Similarly, if the LLM attempts to pass an invalid parameter (e.g., trying to refund an amount greater than the invoice total), Recurly will return a 422 Unprocessable Entity. Truto passes this back, and standard agent frameworks like LangChain will feed that error directly back into the agent_scratchpad, allowing the LLM to realize its mistake, correct the payload, and try again autonomously.
Moving Beyond Manual Integration
Connecting Recurly to an AI agent doesn't require maintaining thousands of lines of fragile API wrappers. By pointing your agent framework at Truto's /tools endpoint, you abstract away the complexities of pagination, payload normalization, and schema mapping.
Your engineering team can focus on orchestrating complex billing logic and designing resilient agent loops, while the infrastructure layer guarantees that your LLM only ever interacts with strict, predictable function definitions.
FAQ
- Does Truto automatically handle Recurly rate limits?

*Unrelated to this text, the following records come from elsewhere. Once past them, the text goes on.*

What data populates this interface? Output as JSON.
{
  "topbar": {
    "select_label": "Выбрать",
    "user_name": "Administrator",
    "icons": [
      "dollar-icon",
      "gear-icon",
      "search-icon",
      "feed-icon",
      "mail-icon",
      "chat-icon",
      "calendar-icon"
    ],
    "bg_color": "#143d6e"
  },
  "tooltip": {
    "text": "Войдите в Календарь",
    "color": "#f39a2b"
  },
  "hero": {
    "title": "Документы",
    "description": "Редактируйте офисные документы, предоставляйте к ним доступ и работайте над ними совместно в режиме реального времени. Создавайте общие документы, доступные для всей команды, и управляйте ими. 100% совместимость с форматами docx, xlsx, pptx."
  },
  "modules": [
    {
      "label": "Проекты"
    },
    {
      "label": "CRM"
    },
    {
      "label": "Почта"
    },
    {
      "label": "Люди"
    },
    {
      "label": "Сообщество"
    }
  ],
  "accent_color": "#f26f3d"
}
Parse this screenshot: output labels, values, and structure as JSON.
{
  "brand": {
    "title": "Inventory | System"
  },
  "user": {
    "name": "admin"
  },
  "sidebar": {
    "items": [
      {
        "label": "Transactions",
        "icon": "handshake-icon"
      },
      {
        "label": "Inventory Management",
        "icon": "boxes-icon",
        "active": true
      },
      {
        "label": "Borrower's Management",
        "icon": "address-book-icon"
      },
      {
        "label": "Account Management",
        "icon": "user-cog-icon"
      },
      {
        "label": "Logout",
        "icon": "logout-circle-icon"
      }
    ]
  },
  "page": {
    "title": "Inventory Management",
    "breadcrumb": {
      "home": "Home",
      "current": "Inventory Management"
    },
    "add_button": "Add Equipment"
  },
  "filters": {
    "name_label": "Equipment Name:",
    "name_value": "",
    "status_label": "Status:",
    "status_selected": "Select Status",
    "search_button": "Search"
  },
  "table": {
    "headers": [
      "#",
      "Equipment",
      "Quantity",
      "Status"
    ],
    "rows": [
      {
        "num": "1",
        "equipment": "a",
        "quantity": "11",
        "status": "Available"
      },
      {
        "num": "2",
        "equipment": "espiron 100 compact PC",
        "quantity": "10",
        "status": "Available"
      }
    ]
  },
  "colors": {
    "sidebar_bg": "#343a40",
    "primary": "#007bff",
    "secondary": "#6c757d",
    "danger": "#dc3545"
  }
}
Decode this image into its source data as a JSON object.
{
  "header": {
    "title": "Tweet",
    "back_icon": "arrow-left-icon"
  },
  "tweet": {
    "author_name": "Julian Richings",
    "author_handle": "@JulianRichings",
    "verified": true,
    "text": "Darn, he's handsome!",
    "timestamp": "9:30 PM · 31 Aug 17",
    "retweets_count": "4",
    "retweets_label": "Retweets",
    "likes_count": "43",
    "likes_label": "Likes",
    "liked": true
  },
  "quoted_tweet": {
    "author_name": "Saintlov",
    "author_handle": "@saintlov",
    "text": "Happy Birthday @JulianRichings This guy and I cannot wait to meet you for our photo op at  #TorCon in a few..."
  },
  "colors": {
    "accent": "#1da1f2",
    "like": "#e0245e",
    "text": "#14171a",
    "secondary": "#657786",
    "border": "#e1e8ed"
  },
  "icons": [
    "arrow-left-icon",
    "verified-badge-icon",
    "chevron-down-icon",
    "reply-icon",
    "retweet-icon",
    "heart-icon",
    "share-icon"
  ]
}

- No. Truto does not retry, throttle, or apply backoff on rate limit errors. When Recurly returns an HTTP 429, Truto passes that error directly to the caller, normalizing the upstream rate limit info into standardized IETF headers (ratelimit-limit, ratelimit-remaining, ratelimit-reset). The caller is responsible for implementing retry and backoff logic.
- Which AI agent frameworks can I use with Truto's Recurly tools?
- Truto's tools endpoint is framework-agnostic. You can bind these tools natively to LangChain, LangGraph, CrewAI, Vercel AI SDK, or directly to the OpenAI and Anthropic SDKs.
- Do I need to manage authentication when the AI agent calls Recurly?
- No. Truto manages the underlying OAuth lifecycles and API keys for the connected Recurly account. The agent simply calls Truto's Proxy API using a Truto bearer token, and Truto handles the downstream authorization.